Thank you. Representative Prox.
Thank you. A follow-up to that. So you're— well, makes sense that you would— your recruiting market, if you will, would be the schools. Are you working with the Department of Education, individual school districts?
Through the chair, yes, very closely. Uh, Carrie talked a little bit about the Alaska Center for Rural Health and Health Workforce. We have several programs that are specifically designed, like the, uh, uh, Mental Health First Aid. So we train high school students in Mental Health First Aid. We introduce them to career options in behavioral health.
They can also obtain dual credits, so while they do high school classes, they can already obtain credit that will count as part of their degree at UAA. So we do a lot of work to try to encourage them to get on a pathway towards a behavioral health degree, but it's a— it's challenging. It's not easy work. Follow-up? Follow-up.
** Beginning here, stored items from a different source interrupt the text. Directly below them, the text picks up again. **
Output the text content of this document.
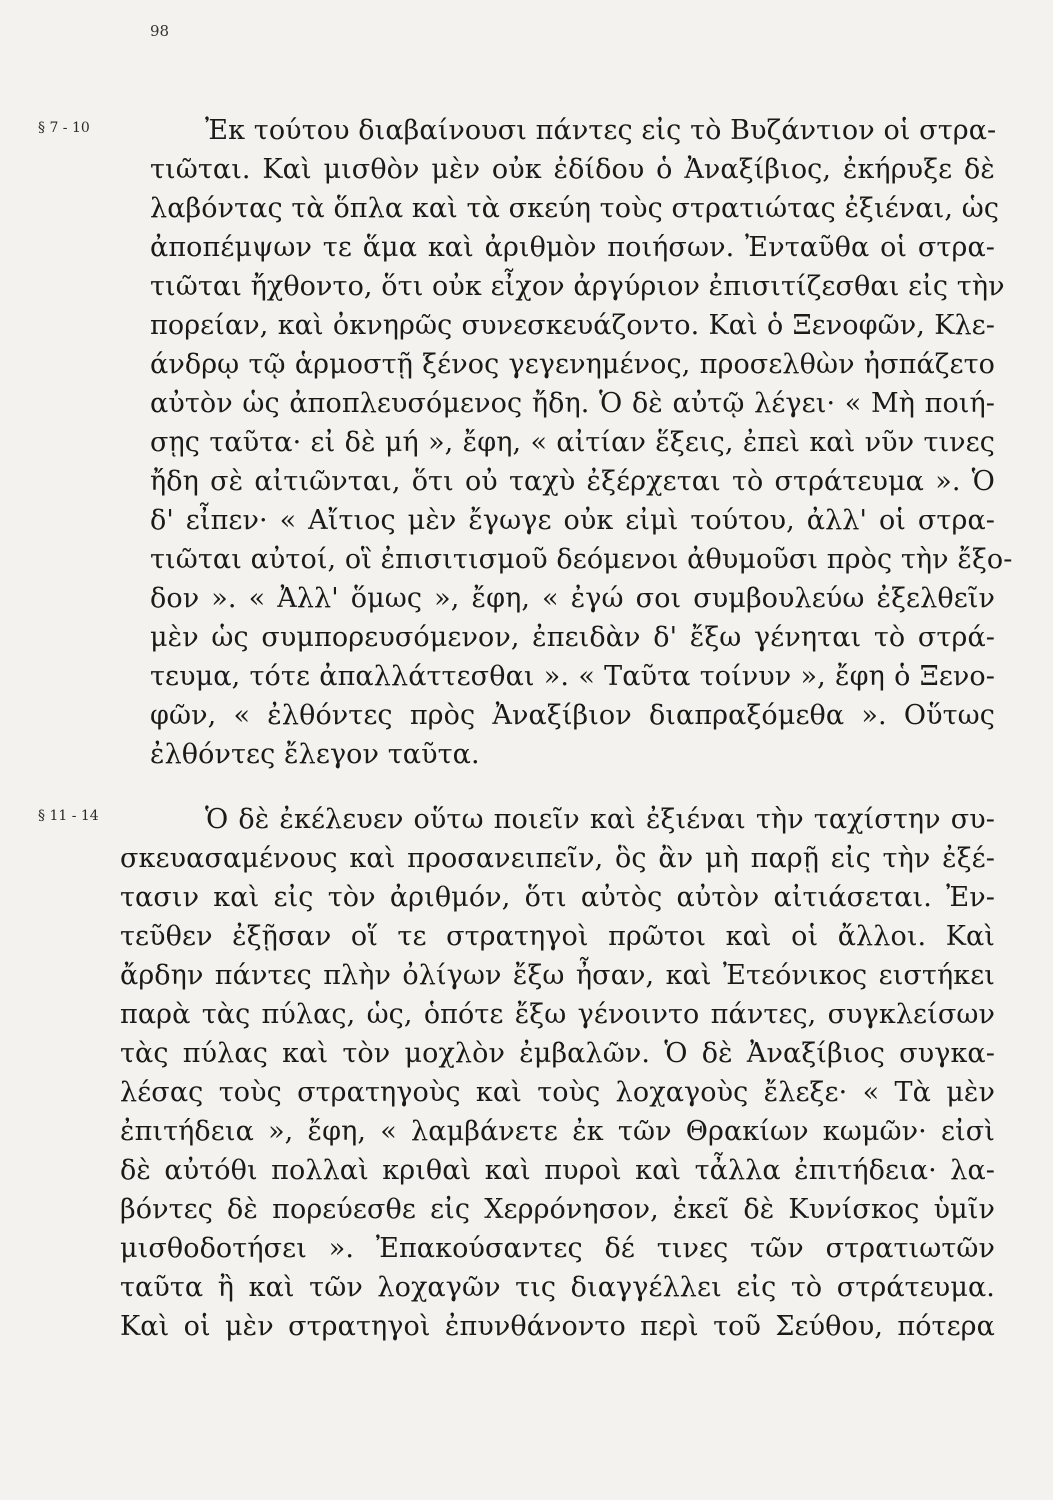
98
§ 7 - 10	Ἐκ τούτου διαβαίνουσι πάντες εἰς τὸ Βυζάντιον οἱ στρα-
τιῶται. Καὶ μισθὸν μὲν οὐκ ἐδίδου ὁ Ἀναξίβιος, ἐκήρυξε δὲ
λαβόντας τὰ ὅπλα καὶ τὰ σκεύη τοὺς στρατιώτας ἐξιέναι, ὡς
ἀποπέμψων τε ἅμα καὶ ἀριθμὸν ποιήσων. Ἐνταῦθα οἱ στρα-
τιῶται ἤχθοντο, ὅτι οὐκ εἶχον ἀργύριον ἐπισιτίζεσθαι εἰς τὴν
πορείαν, καὶ ὀκνηρῶς συνεσκευάζοντο. Καὶ ὁ Ξενοφῶν, Κλε-
άνδρῳ τῷ ἁρμοστῇ ξένος γεγενημένος, προσελθὼν ἠσπάζετο
αὐτὸν ὡς ἀποπλευσόμενος ἤδη. Ὁ δὲ αὐτῷ λέγει· « Μὴ ποιή-
σῃς ταῦτα· εἰ δὲ μή », ἔφη, « αἰτίαν ἕξεις, ἐπεὶ καὶ νῦν τινες
ἤδη σὲ αἰτιῶνται, ὅτι οὐ ταχὺ ἐξέρχεται τὸ στράτευμα ». Ὁ
δ' εἶπεν· « Αἴτιος μὲν ἔγωγε οὐκ εἰμὶ τούτου, ἀλλ' οἱ στρα-
τιῶται αὐτοί, οἳ ἐπισιτισμοῦ δεόμενοι ἀθυμοῦσι πρὸς τὴν ἔξο-
δον ». « Ἀλλ' ὅμως », ἔφη, « ἐγώ σοι συμβουλεύω ἐξελθεῖν
μὲν ὡς συμπορευσόμενον, ἐπειδὰν δ' ἔξω γένηται τὸ στρά-
τευμα, τότε ἀπαλλάττεσθαι ». « Ταῦτα τοίνυν », ἔφη ὁ Ξενο-
φῶν, « ἐλθόντες πρὸς Ἀναξίβιον διαπραξόμεθα ». Οὕτως
ἐλθόντες ἔλεγον ταῦτα.
§ 11 - 14	Ὁ δὲ ἐκέλευεν οὕτω ποιεῖν καὶ ἐξιέναι τὴν ταχίστην συ-
σκευασαμένους καὶ προσανειπεῖν, ὃς ἂν μὴ παρῇ εἰς τὴν ἐξέ-
τασιν καὶ εἰς τὸν ἀριθμόν, ὅτι αὐτὸς αὐτὸν αἰτιάσεται. Ἐν-
τεῦθεν ἐξῇσαν οἵ τε στρατηγοὶ πρῶτοι καὶ οἱ ἄλλοι. Καὶ
ἄρδην πάντες πλὴν ὀλίγων ἔξω ἦσαν, καὶ Ἐτεόνικος ειστήκει
παρὰ τὰς πύλας, ὡς, ὁπότε ἔξω γένοιντο πάντες, συγκλείσων
τὰς πύλας καὶ τὸν μοχλὸν ἐμβαλῶν. Ὁ δὲ Ἀναξίβιος συγκα-
λέσας τοὺς στρατηγοὺς καὶ τοὺς λοχαγοὺς ἔλεξε· « Τὰ μὲν
ἐπιτήδεια », ἔφη, « λαμβάνετε ἐκ τῶν Θρακίων κωμῶν· εἰσὶ
δὲ αὐτόθι πολλαὶ κριθαὶ καὶ πυροὶ καὶ τἆλλα ἐπιτήδεια· λα-
βόντες δὲ πορεύεσθε εἰς Χερρόνησον, ἐκεῖ δὲ Κυνίσκος ὑμῖν
μισθοδοτήσει ». Ἐπακούσαντες δέ τινες τῶν στρατιωτῶν
ταῦτα ἢ καὶ τῶν λοχαγῶν τις διαγγέλλει εἰς τὸ στράτευμα.
Καὶ οἱ μὲν στρατηγοὶ ἐπυνθάνοντο περὶ τοῦ Σεύθου, πότερα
So do you have— you said you have the capacity to do more educating.
Is that a number? This— we're operating at, I don't know, 65% capacity or something like that, or we could expand to this or that, and then more details. We think if we advertise somewhere or somehow do something, we can get X amount more, and somehow this is going to lead to a goal in a couple of years, in 4 or 5 years. Years and then come back and it worked or it didn't. And then I don't mean that to just burden you, if you will, but I, I think there's some things that have worked out right and we should brag about those things.
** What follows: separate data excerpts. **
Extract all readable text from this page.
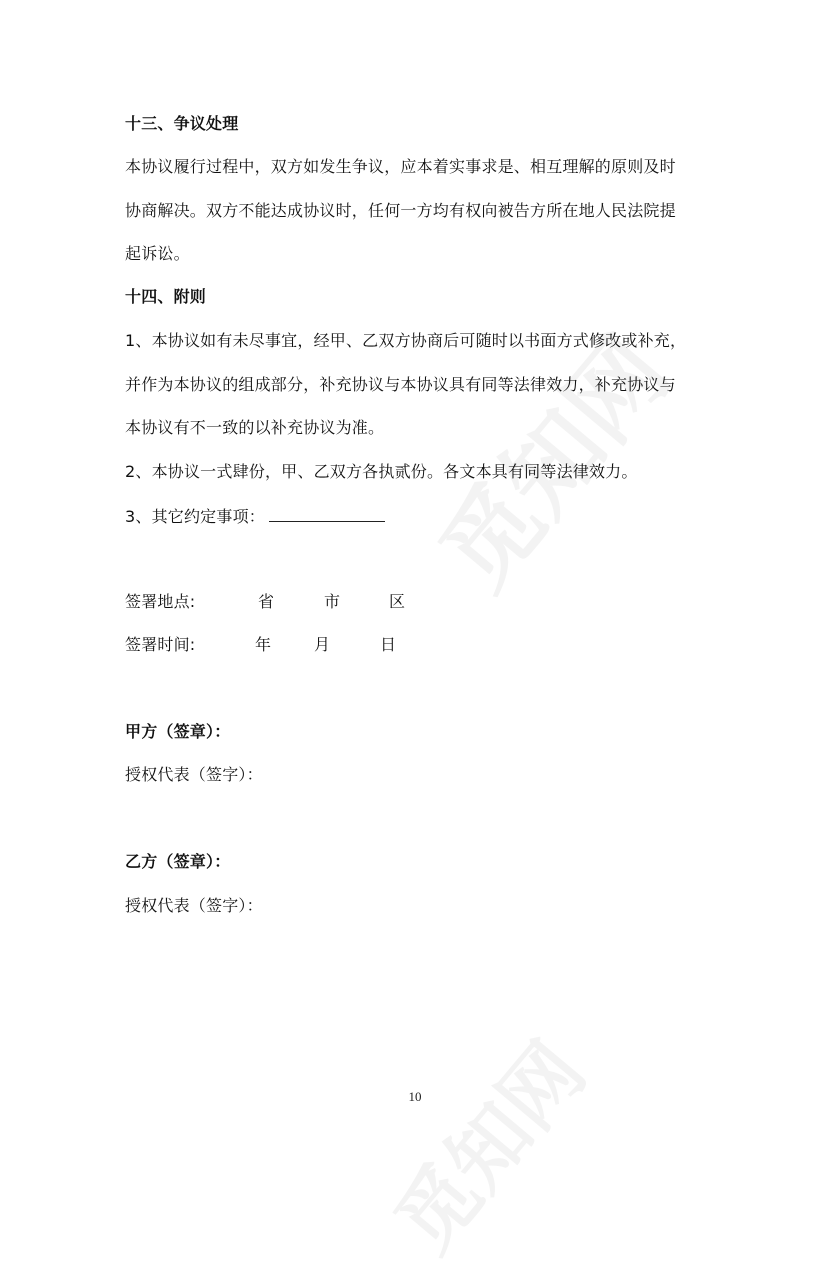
十三、争议处理
本协议履行过程中，双方如发生争议，应本着实事求是、相互理解的原则及时
协商解决。双方不能达成协议时，任何一方均有权向被告方所在地人民法院提
起诉讼。
十四、附则
1、本协议如有未尽事宜，经甲、乙双方协商后可随时以书面方式修改或补充，
并作为本协议的组成部分，补充协议与本协议具有同等法律效力，补充协议与
本协议有不一致的以补充协议为准。
2、本协议一式肆份，甲、乙双方各执贰份。各文本具有同等法律效力。
3、其它约定事项：
签署地点:	省	市	区
签署时间:	年	月	日
甲方（签章）：
授权代表（签字）：
乙方（签章）：
授权代表（签字）：
10
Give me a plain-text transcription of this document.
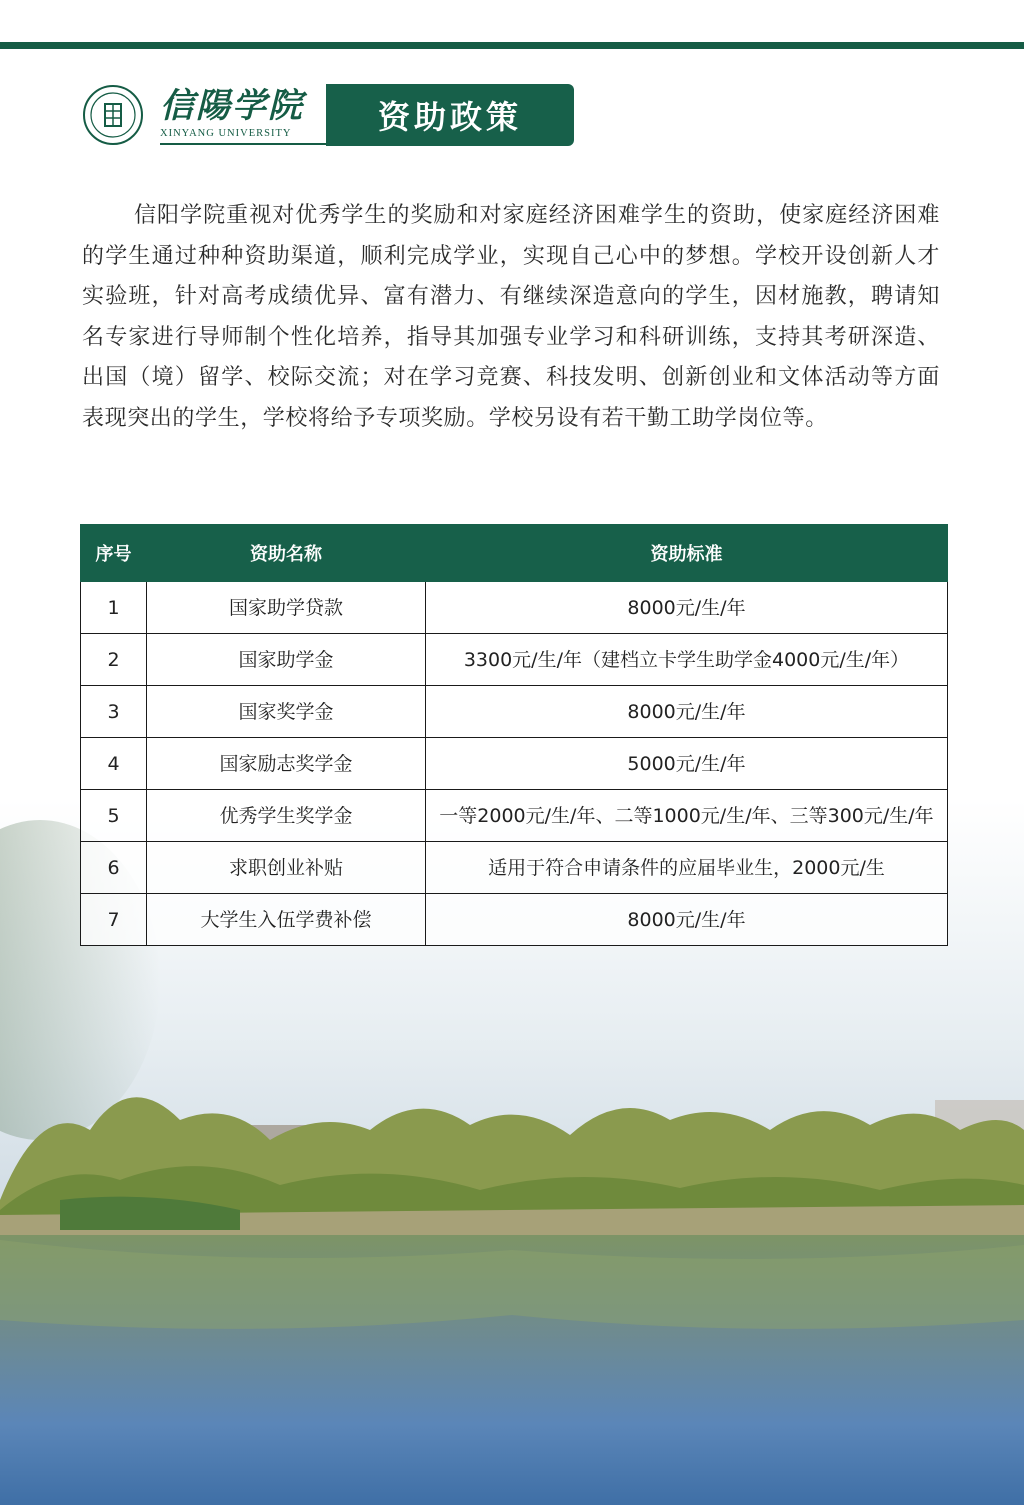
信陽学院
XINYANG UNIVERSITY	资助政策

信阳学院重视对优秀学生的奖励和对家庭经济困难学生的资助，使家庭经济困难的学生通过种种资助渠道，顺利完成学业，实现自己心中的梦想。学校开设创新人才实验班，针对高考成绩优异、富有潜力、有继续深造意向的学生，因材施教，聘请知名专家进行导师制个性化培养，指导其加强专业学习和科研训练，支持其考研深造、出国（境）留学、校际交流；对在学习竞赛、科技发明、创新创业和文体活动等方面表现突出的学生，学校将给予专项奖励。学校另设有若干勤工助学岗位等。

序号	资助名称	资助标准
1	国家助学贷款	8000元/生/年
2	国家助学金	3300元/生/年（建档立卡学生助学金4000元/生/年）
3	国家奖学金	8000元/生/年
4	国家励志奖学金	5000元/生/年
5	优秀学生奖学金	一等2000元/生/年、二等1000元/生/年、三等300元/生/年
6	求职创业补贴	适用于符合申请条件的应届毕业生，2000元/生
7	大学生入伍学费补偿	8000元/生/年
And then there's some things that, well, didn't work out as we thought, and we should know that, well, they didn't. Okay, so we gotta do something different.
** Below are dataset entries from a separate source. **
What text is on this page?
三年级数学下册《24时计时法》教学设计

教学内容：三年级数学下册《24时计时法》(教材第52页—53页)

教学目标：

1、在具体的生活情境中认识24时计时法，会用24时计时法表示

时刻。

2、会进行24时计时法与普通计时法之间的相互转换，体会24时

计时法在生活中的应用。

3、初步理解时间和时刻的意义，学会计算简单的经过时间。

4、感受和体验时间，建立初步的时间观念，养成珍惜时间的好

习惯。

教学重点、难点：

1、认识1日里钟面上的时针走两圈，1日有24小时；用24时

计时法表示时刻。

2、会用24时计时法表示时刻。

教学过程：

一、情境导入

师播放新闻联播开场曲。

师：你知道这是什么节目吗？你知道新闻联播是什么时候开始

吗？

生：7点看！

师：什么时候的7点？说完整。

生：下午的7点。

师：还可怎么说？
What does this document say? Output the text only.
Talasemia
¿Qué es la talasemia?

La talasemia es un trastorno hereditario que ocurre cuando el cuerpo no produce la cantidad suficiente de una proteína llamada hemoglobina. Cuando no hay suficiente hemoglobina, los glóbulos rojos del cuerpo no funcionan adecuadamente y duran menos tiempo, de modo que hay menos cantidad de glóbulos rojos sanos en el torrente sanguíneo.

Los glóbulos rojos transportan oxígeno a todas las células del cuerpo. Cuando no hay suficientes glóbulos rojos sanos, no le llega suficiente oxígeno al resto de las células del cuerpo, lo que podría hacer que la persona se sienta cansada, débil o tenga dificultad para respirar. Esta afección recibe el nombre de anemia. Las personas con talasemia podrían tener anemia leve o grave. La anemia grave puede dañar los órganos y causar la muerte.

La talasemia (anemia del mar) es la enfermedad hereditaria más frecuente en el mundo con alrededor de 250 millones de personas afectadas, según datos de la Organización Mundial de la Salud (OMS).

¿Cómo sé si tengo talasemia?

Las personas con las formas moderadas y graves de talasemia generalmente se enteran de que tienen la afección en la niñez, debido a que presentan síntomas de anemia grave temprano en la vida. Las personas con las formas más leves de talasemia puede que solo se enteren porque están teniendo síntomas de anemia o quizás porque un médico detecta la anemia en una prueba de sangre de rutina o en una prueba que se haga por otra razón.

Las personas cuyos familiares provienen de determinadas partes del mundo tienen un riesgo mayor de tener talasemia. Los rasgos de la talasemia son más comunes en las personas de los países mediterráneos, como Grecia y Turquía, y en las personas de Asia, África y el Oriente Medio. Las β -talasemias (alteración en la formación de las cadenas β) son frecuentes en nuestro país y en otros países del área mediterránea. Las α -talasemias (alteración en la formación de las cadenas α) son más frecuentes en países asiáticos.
And I think that really would, again, help the university, help the public to understand that, to focus on a little bit of success, because all we see here for everything is problems and need more money, and that gets a little depressing.
Through the chair, we're happy to share our success stories with you. Absolutely. Yeah, we should.
Any other questions from the committee?
All right, seeing none, I want to thank all of our presenters to get today for coming down to Juneau and talking about, uh, UAA's work in our healthcare workforce. I'm a little biased as a Seawolf, but, uh, all universities matter. But as UEA being designated as the College of Health for the system. Um, you are all doing a lot of work to help mobilize and leverage that to help communities across the state. So I appreciate, um, all of your work.
All right, the next meeting of the House Health and Social Services Committee will be Tuesday, April 28th at 3:15 PM here in Davis 106. The time is 4:50 PM, and this hearing of the House Health and Social Services Committee is now adjourned.